Trillend zat ze in de hoek van de kamer. Ze was pas tweeëntwintig jaar oud. Haar leven was nog maar net begonnen. Maar nu werd ze gedwongen te trouwen met een man die zes jaar ouder was dan zij. Hoewel de kamer luxueus en helder verlicht was, was ze nog steeds bang.
Ze was doodsbang, maar had geen keus.
Ze had sinds gisteren niets meer gegeten en nu was ze erg duizelig. Er was geen eten in de kamer behalve de wijnflessen en glazen op tafel. Ze had nog nooit in haar leven alcohol gedronken en was altijd de favoriete leerling van haar leraren geweest.
Ze wist dat sinds het moment dat ze beloofde de plaatsvervanger te zijn, haar oude leven achter haar lag en dat haar toekomst vol onzekerheden was.
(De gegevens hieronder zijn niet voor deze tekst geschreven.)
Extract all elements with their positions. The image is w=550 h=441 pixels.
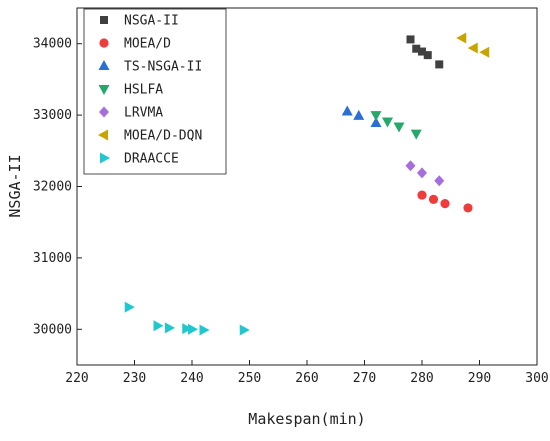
y-tick-label: 33000 — [33, 108, 72, 123]
legend-label-nsga-ii: NSGA-II — [124, 14, 179, 29]
data-point-draacce — [199, 324, 210, 336]
legend: NSGA-II MOEA/D TS-NSGA-II HSLFA LRVMA MOEA/D-… — [83, 8, 227, 175]
data-point-hslfa — [370, 111, 382, 122]
data-point-draacce — [124, 301, 135, 313]
x-tick-label: 300 — [525, 371, 548, 386]
data-point-moea-d — [440, 199, 450, 209]
data-point-moea-d — [428, 194, 439, 204]
data-point-hslfa — [410, 129, 422, 140]
data-point-moea-d — [417, 190, 427, 200]
x-tick-label: 260 — [295, 371, 318, 386]
y-tick-label: 30000 — [33, 322, 72, 337]
x-tick-label: 240 — [180, 371, 203, 386]
legend-label-draacce: DRAACCE — [124, 152, 179, 167]
x-tick-label: 280 — [410, 371, 433, 386]
data-point-ts-nsga-ii — [341, 105, 353, 116]
legend-box — [83, 8, 227, 175]
data-point-moea-d-dqn — [467, 42, 478, 54]
legend-marker-draacce — [100, 152, 110, 164]
data-point-ts-nsga-ii — [353, 109, 365, 120]
data-point-draacce — [182, 323, 193, 335]
x-axis-title: Makespan(min) — [248, 410, 365, 428]
x-tick-label: 250 — [238, 371, 261, 386]
axis-ticks: 220 230 240 250 260 270 280 290 300 30000 31000 320… — [33, 37, 549, 386]
legend-marker-lrvma — [99, 106, 109, 118]
data-point-lrvma — [417, 167, 427, 179]
y-tick-label: 32000 — [33, 180, 72, 195]
data-point-hslfa — [382, 117, 393, 128]
legend-label-moea-d-dqn: MOEA/D-DQN — [124, 129, 202, 144]
y-axis-title: NSGA-II — [6, 154, 24, 217]
x-tick-label: 270 — [353, 371, 376, 386]
y-tick-label: 31000 — [33, 251, 72, 266]
legend-label-hslfa: HSLFA — [124, 83, 163, 98]
data-point-lrvma — [405, 160, 416, 172]
legend-marker-ts-nsga-ii — [98, 60, 110, 70]
data-point-lrvma — [434, 175, 445, 187]
x-tick-label: 230 — [123, 371, 146, 386]
data-point-draacce — [165, 322, 175, 334]
data-point-nsga-ii — [412, 44, 421, 53]
legend-marker-moea-d — [99, 38, 109, 48]
data-point-draacce — [188, 323, 198, 335]
data-point-nsga-ii — [423, 51, 432, 60]
data-point-draacce — [239, 324, 250, 336]
data-point-moea-d — [463, 203, 473, 213]
data-point-nsga-ii — [406, 35, 415, 44]
legend-label-moea-d: MOEA/D — [124, 37, 171, 52]
legend-label-lrvma: LRVMA — [124, 106, 163, 121]
legend-label-ts-nsga-ii: TS-NSGA-II — [124, 60, 202, 75]
legend-marker-hslfa — [98, 85, 110, 95]
data-point-nsga-ii — [435, 60, 444, 69]
legend-marker-nsga-ii — [100, 16, 108, 24]
data-point-moea-d-dqn — [479, 46, 490, 58]
data-points — [124, 32, 490, 336]
x-tick-label: 290 — [468, 371, 491, 386]
legend-marker-moea-d-dqn — [98, 129, 108, 141]
x-tick-label: 220 — [65, 371, 88, 386]
data-point-moea-d-dqn — [456, 32, 467, 44]
data-point-ts-nsga-ii — [370, 116, 382, 127]
data-point-hslfa — [393, 122, 405, 133]
data-point-draacce — [153, 320, 164, 332]
data-point-nsga-ii — [418, 47, 426, 56]
y-tick-label: 34000 — [33, 37, 72, 52]
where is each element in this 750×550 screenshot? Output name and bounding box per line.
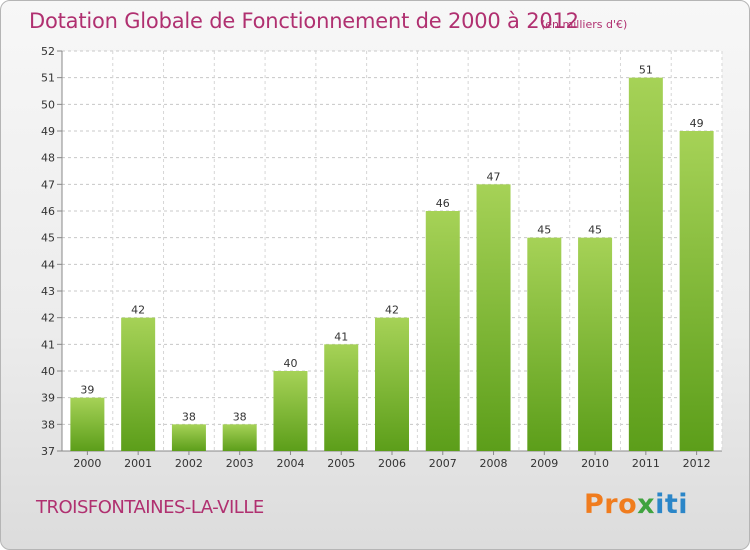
x-tick-label-2006: 2006 [378,457,406,470]
x-tick-label-2008: 2008 [480,457,508,470]
value-label-2004: 40 [283,357,297,370]
bar-2001 [121,317,156,451]
y-tick-label: 50 [41,98,55,111]
value-label-2001: 42 [131,304,145,317]
y-tick-label: 52 [41,45,55,58]
bar-2008 [476,184,511,452]
value-label-2012: 49 [690,117,704,130]
x-tick-label-2003: 2003 [226,457,254,470]
chart-title: Dotation Globale de Fonctionnement de 20… [29,9,579,33]
logo-part-3: iti [655,489,688,520]
bar-2004 [273,371,308,451]
value-label-2007: 46 [436,197,450,210]
y-tick-label: 47 [41,178,55,191]
bar-2002 [171,424,206,451]
proxiti-logo: Proxiti [584,489,688,520]
x-tick-label-2010: 2010 [581,457,609,470]
value-label-2005: 41 [334,330,348,343]
x-tick-label-2012: 2012 [683,457,711,470]
bar-2005 [324,344,359,451]
y-tick-label: 43 [41,285,55,298]
commune-name: TROISFONTAINES-LA-VILLE [36,497,264,518]
bars [70,77,714,452]
y-tick-label: 39 [41,392,55,405]
logo-part-1: Pro [584,489,638,520]
value-label-2002: 38 [182,410,196,423]
x-tick-label-2004: 2004 [276,457,304,470]
bar-2006 [375,317,409,451]
x-tick-label-2009: 2009 [530,457,558,470]
y-tick-label: 41 [41,338,55,351]
value-label-2008: 47 [487,170,501,183]
y-tick-label: 48 [41,152,55,165]
bar-2011 [628,77,663,452]
y-tick-label: 38 [41,418,55,431]
logo-part-2: x [637,489,656,520]
y-tick-label: 42 [41,312,55,325]
y-tick-label: 45 [41,232,55,245]
bar-2009 [527,237,562,451]
y-tick-label: 44 [41,258,55,271]
value-label-2003: 38 [233,410,247,423]
unit-note: (en milliers d'€) [541,18,628,31]
y-tick-label: 51 [41,72,55,85]
value-label-2006: 42 [385,304,399,317]
x-tick-label-2001: 2001 [124,457,152,470]
value-label-2011: 51 [639,64,653,77]
x-tick-label-2000: 2000 [73,457,101,470]
x-tick-label-2011: 2011 [632,457,660,470]
bar-2003 [222,424,257,451]
x-tick-label-2005: 2005 [327,457,355,470]
bar-2000 [70,397,105,451]
value-label-2000: 39 [80,384,94,397]
bar-2007 [425,211,460,451]
value-label-2010: 45 [588,224,602,237]
x-tick-label-2007: 2007 [429,457,457,470]
x-tick-label-2002: 2002 [175,457,203,470]
bar-2012 [679,131,714,451]
labels: 37 38 39 40 41 42 43 44 45 46 47 48 49 50 51 52 39 2000 42… [41,45,711,470]
bar-2010 [578,237,613,451]
y-tick-label: 49 [41,125,55,138]
y-tick-label: 46 [41,205,55,218]
value-label-2009: 45 [537,224,551,237]
y-tick-label: 40 [41,365,55,378]
y-tick-label: 37 [41,445,55,458]
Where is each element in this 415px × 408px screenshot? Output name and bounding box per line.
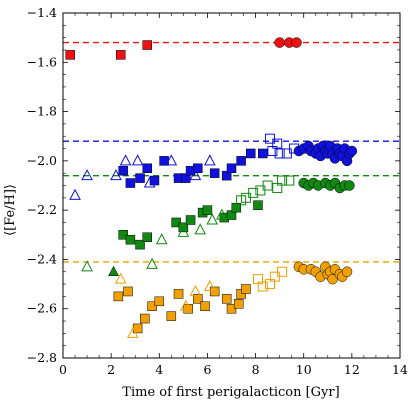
data-point-square-11-14 xyxy=(233,299,244,309)
data-point-triangle-4-1 xyxy=(81,169,93,181)
data-point-square-2-3 xyxy=(142,163,152,173)
data-point-triangle-8-4 xyxy=(194,223,207,235)
data-point-square-6-4 xyxy=(171,217,181,228)
y-tick-label: −1.6 xyxy=(27,54,57,69)
x-tick-label: 14 xyxy=(392,362,408,377)
data-point-triangle-8-0 xyxy=(81,260,93,272)
data-point-triangle-9-0 xyxy=(108,265,119,276)
data-point-square-11-5 xyxy=(154,296,165,307)
x-tick-label: 6 xyxy=(203,362,211,377)
data-point-square-2-11 xyxy=(221,170,232,181)
data-point-triangle-12-2 xyxy=(179,299,192,311)
data-point-square-6-0 xyxy=(118,230,128,240)
x-tick-label: 4 xyxy=(155,362,163,377)
data-point-square-0-0 xyxy=(65,50,75,60)
data-point-square-2-7 xyxy=(181,173,191,183)
data-point-triangle-4-6 xyxy=(165,154,178,166)
x-tick-label: 2 xyxy=(107,362,115,377)
data-point-square-6-8 xyxy=(202,205,213,215)
data-point-square-11-7 xyxy=(173,289,184,299)
axis-ticks xyxy=(62,12,401,359)
x-tick-label: 12 xyxy=(344,362,360,377)
data-point-square-7-6 xyxy=(277,175,288,186)
data-point-circle-10-9 xyxy=(344,180,355,191)
data-point-square-0-1 xyxy=(116,50,126,60)
data-markers xyxy=(65,37,358,338)
data-point-square-2-0 xyxy=(118,165,128,176)
data-point-triangle-12-1 xyxy=(126,326,139,338)
data-point-square-11-8 xyxy=(183,303,193,314)
data-point-triangle-12-3 xyxy=(189,284,202,296)
tick-labels: 0 2 4 6 8 10 12 14 −2.8 −2.6 −2.4 −2.2 −2.0 −1.8 −1.6 −… xyxy=(27,5,408,377)
data-point-square-2-4 xyxy=(149,175,160,186)
data-point-square-6-6 xyxy=(185,215,196,225)
x-tick-label: 8 xyxy=(252,362,260,377)
data-point-triangle-8-6 xyxy=(216,208,228,220)
y-tick-label: −2.4 xyxy=(27,251,57,266)
data-point-circle-5-19 xyxy=(346,145,358,157)
data-point-circle-1-2 xyxy=(291,37,302,48)
data-point-square-6-10 xyxy=(226,210,237,220)
data-point-square-11-1 xyxy=(123,286,133,297)
data-point-square-11-6 xyxy=(166,311,177,321)
data-point-square-6-2 xyxy=(135,239,145,250)
data-point-triangle-4-8 xyxy=(204,154,216,166)
data-point-triangle-4-7 xyxy=(189,169,202,181)
data-point-square-3-3 xyxy=(272,138,283,149)
data-point-square-2-15 xyxy=(258,148,268,159)
data-point-square-11-15 xyxy=(236,289,246,299)
reference-lines xyxy=(63,41,400,263)
data-point-square-7-4 xyxy=(262,180,273,191)
data-point-square-2-10 xyxy=(209,168,220,178)
data-point-square-7-2 xyxy=(248,187,259,198)
data-point-triangle-8-5 xyxy=(206,213,219,225)
y-tick-label: −1.4 xyxy=(27,5,57,20)
data-point-square-3-1 xyxy=(274,148,285,159)
data-point-square-2-9 xyxy=(193,163,203,173)
data-point-square-11-4 xyxy=(147,301,157,311)
data-point-triangle-12-0 xyxy=(114,272,127,284)
y-tick-label: −2.6 xyxy=(27,301,57,316)
data-point-square-11-3 xyxy=(140,313,150,324)
data-point-square-11-9 xyxy=(193,294,203,304)
y-tick-label: −2.0 xyxy=(27,153,57,168)
y-tick-label: −2.8 xyxy=(27,350,57,365)
data-point-square-2-14 xyxy=(246,148,256,159)
data-point-square-11-13 xyxy=(226,303,237,314)
data-point-triangle-4-2 xyxy=(110,169,122,181)
data-point-square-6-3 xyxy=(142,232,152,242)
y-tick-label: −1.8 xyxy=(27,104,57,119)
data-point-square-2-12 xyxy=(226,163,237,173)
data-point-triangle-12-4 xyxy=(204,279,216,292)
y-tick-label: −2.2 xyxy=(27,202,57,217)
data-point-triangle-4-3 xyxy=(119,154,132,166)
data-point-square-0-2 xyxy=(142,40,152,50)
y-axis-label: ⟨[Fe/H]⟩ xyxy=(3,184,18,236)
data-point-triangle-4-0 xyxy=(69,188,81,200)
x-tick-label: 0 xyxy=(59,362,67,377)
x-tick-label: 10 xyxy=(296,362,312,377)
data-point-square-13-4 xyxy=(277,266,288,277)
data-point-triangle-8-1 xyxy=(146,257,158,269)
data-point-triangle-4-4 xyxy=(131,154,144,166)
data-point-square-11-11 xyxy=(209,286,220,297)
data-point-square-2-13 xyxy=(236,156,246,166)
data-point-square-11-12 xyxy=(221,294,232,304)
data-point-circle-14-12 xyxy=(341,266,353,277)
data-point-square-11-0 xyxy=(113,291,124,302)
data-point-triangle-4-5 xyxy=(143,176,156,188)
data-point-square-7-7 xyxy=(284,175,295,186)
data-point-square-6-12 xyxy=(253,200,263,210)
data-point-square-2-1 xyxy=(125,178,136,188)
data-point-triangle-8-2 xyxy=(155,233,168,245)
data-point-square-11-16 xyxy=(241,284,251,294)
data-point-square-6-1 xyxy=(125,234,136,245)
data-point-triangle-8-3 xyxy=(177,225,190,237)
x-axis-label: Time of first perigalacticon [Gyr] xyxy=(122,385,339,400)
data-point-square-11-10 xyxy=(200,301,210,311)
data-point-circle-1-0 xyxy=(274,37,285,48)
data-point-square-2-2 xyxy=(135,173,145,183)
data-point-square-13-1 xyxy=(257,281,268,292)
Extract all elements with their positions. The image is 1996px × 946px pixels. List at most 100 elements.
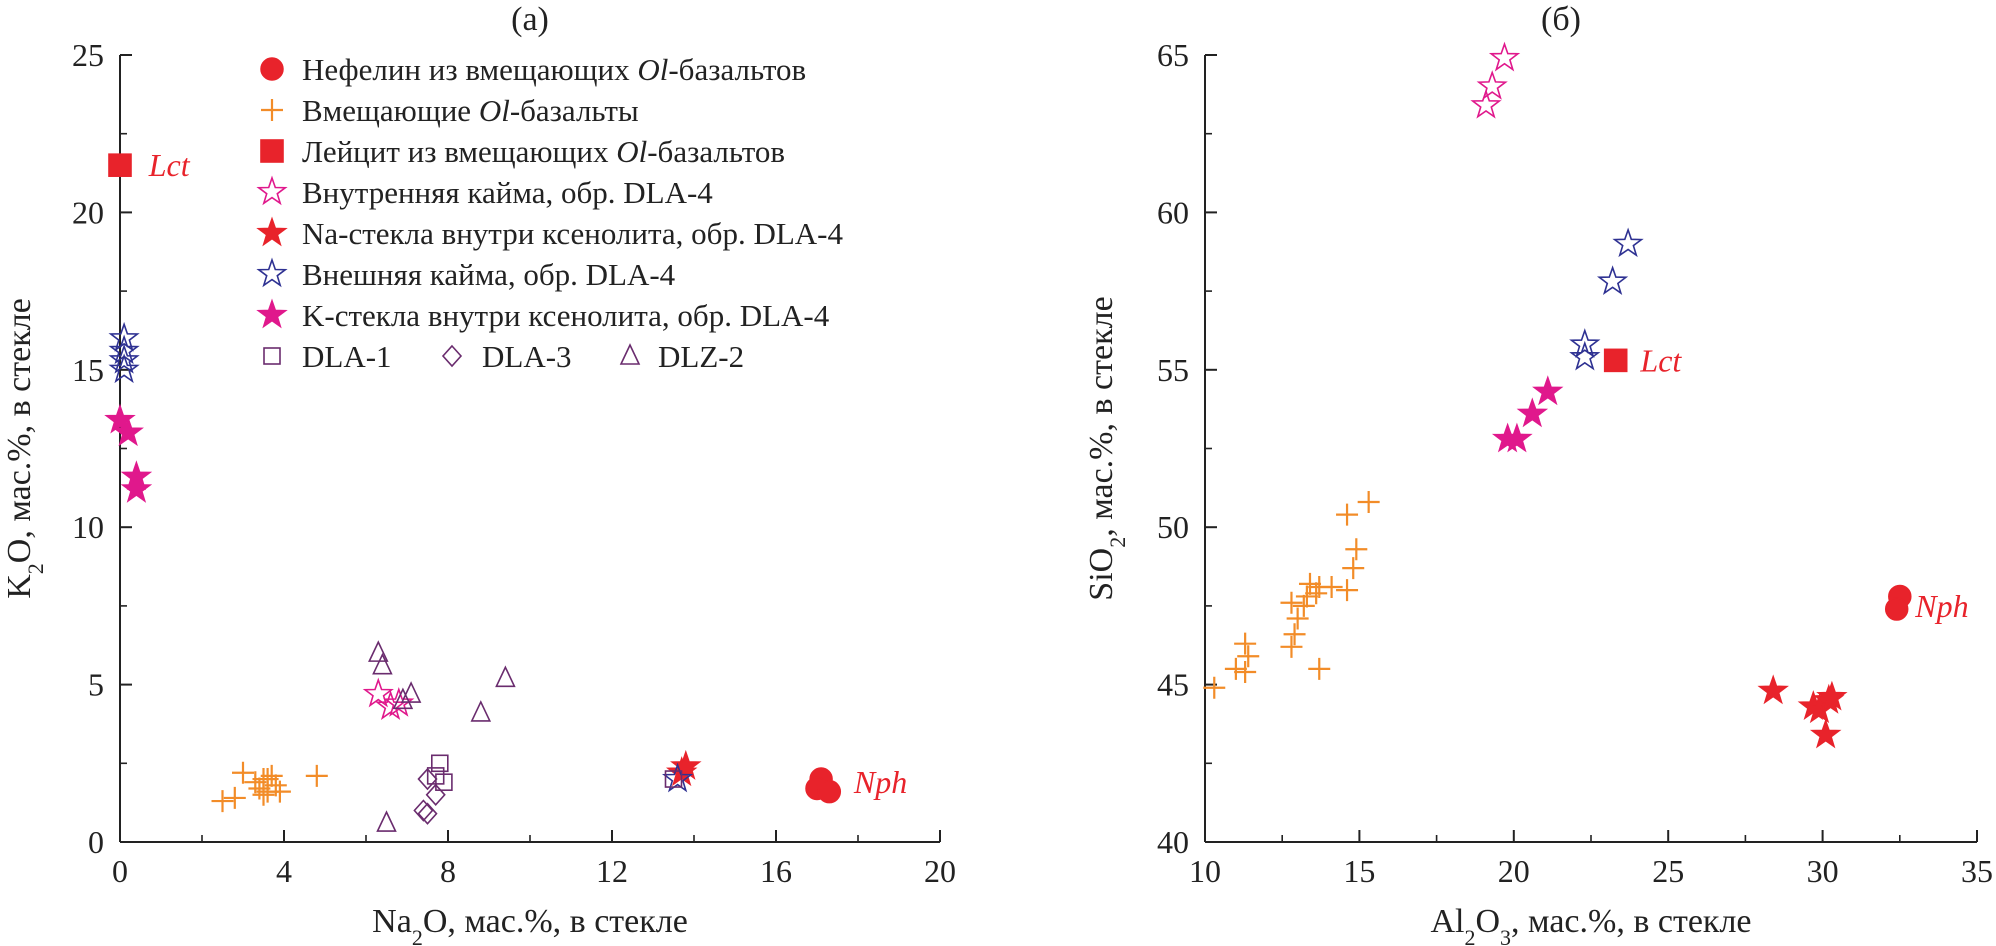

Haar maag gromde. Ze had honger. Haar glanzende lippen droogden uit. Ze beet op haar onderlip en probeerde zichzelf bij bewustzijn te houden. Ze had gewacht op de man die door iedereen een duivel werd genoemd.
De deur ging plotseling open en twee vreemden kwamen binnen. Beide mannen zagen er ruig uit en geen van beiden was Brian.
'Mevrouw Clark, meneer Clark wil u spreken,' zei een van hen grof en nogal respectloos.
"Waar is hij?" Ayla stotterde en schoof achteruit als een bang konijntje.
De twee mannen gaven geen antwoord. In plaats daarvan trokken ze haar ruw overeind en sleepten haar de kamer uit.
Ze verzette zich en worstelde om zichzelf te bevrijden, maar alles verliep tevergeefs.
"Au!" Voordat Ayla wist wat er aan de hand was, werd ze haastig op de grond gegooid. Hoewel de grond bedekt was met tapijt, was ze nog steeds ernstig gewond.
"Arlene, kijk mij aan!" Brian sprak op een vaste maar dominante toon.
'Arlene! Dat klopt! Ik ben nu Arlene Woodsen, en niet Ayla Woodsen,' dacht Ayla innerlijk.